Lest we take this as evidence of the eternal durability of Jew-hatred, though, let’s put it in context. According to a recent NBC News/Wall Street Journal poll, a whopping 45% of Americans believe it is “likely” that the government plans to decide when to stop providing medical care to the elderly — that is, to take up euthanasia. That speculation has been endorsed by the senior senator from Nebraska, Charles Grassley, and by the Republican Party’s vice-presidential candidate in last year’s election, former Alaska governor Sarah Palin. That is to say, close to half of the American people believe their government is capable of killing old people to save a few bucks, and some major American leaders are willing to give such delusions their asmachta seal of approval, f nihil obstat.

The simplest way to put it is that the tendency toward demonization of strangers is spreading like swine flu.

It was 15 years ago that America was rattled by a book authored by two academics, Charles Murray and Richard Herrnstein, purporting to prove that blacks are genetically less intelligent than whites. The book became a best-seller, selling more than 300,000 copies. But here again, as in our other cases, it’s not just that the public bought in; it’s that supposedly responsible, mainstream publishers chose to put it before the public and give it their imprimatur. In October 1994 the ur-respectable weekly, The New Republic, devoted a special issue to the Murray-Herrnstein book, with a 10,000-word extract from the book and 17 pro and con essays by others.

Should The New Republic have given the book so much publicity and credibility?
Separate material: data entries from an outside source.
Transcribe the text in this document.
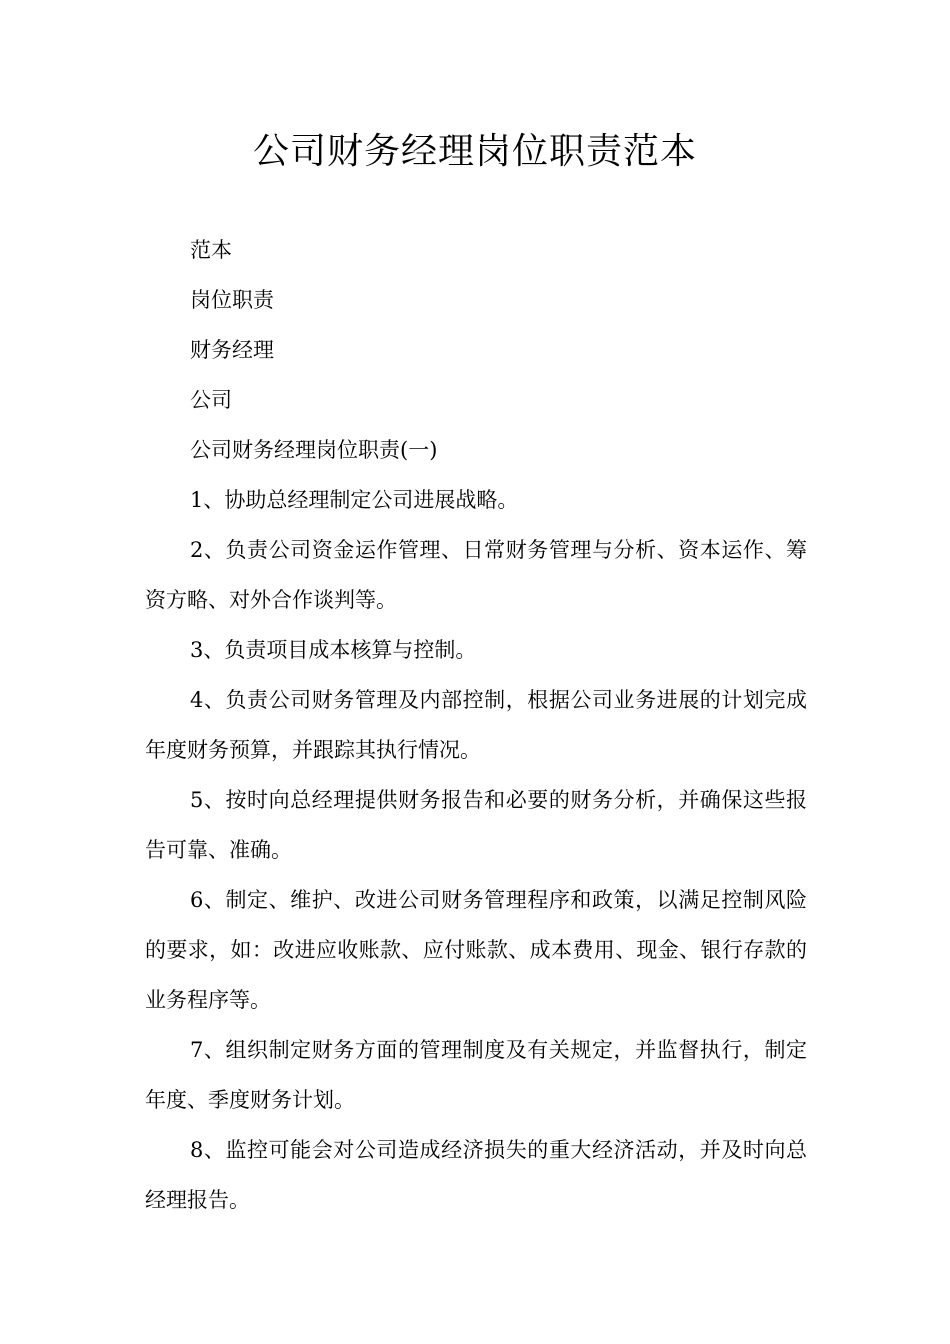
公司财务经理岗位职责范本

范本

岗位职责

财务经理

公司

公司财务经理岗位职责(一)

1、协助总经理制定公司进展战略。

2、负责公司资金运作管理、日常财务管理与分析、资本运作、筹资方略、对外合作谈判等。

3、负责项目成本核算与控制。

4、负责公司财务管理及内部控制，根据公司业务进展的计划完成年度财务预算，并跟踪其执行情况。

5、按时向总经理提供财务报告和必要的财务分析，并确保这些报告可靠、准确。

6、制定、维护、改进公司财务管理程序和政策，以满足控制风险的要求，如：改进应收账款、应付账款、成本费用、现金、银行存款的业务程序等。

7、组织制定财务方面的管理制度及有关规定，并监督执行，制定年度、季度财务计划。

8、监控可能会对公司造成经济损失的重大经济活动，并及时向总经理报告。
According to the magazine’s editor at the time, Andrew Sullivan, writing in an unsigned editorial in the special issue, “the notion that there might be resilient ethnic differences in intelligence is not, we believe, an inherently racist belief. It’s an empirical hypothesis, which can be examined.”

Liberal columnist Eric Alterman, revisiting the affair in 2007, had this to say in reply to Sullivan: “This defense of Murray and Herrnstein’s speech right to free speech rather than the validity of their argument, sounds plausible until one remembers that Holocaust denial is also an empirical hypothesis that can be examined.”

Holocaust denial is illegal in much of Europe. It’s legal in America because the First Amendment prevents government from outlawing forms of speech — except, the Supreme Court has ruled, in cases of direct incitement to violence. But it’s not published in respectable venues, not merely because it defies reason but because the very act of espousing it is presumed to be a knowing assault on decency. Just like the Murray-Herrnstein thesis.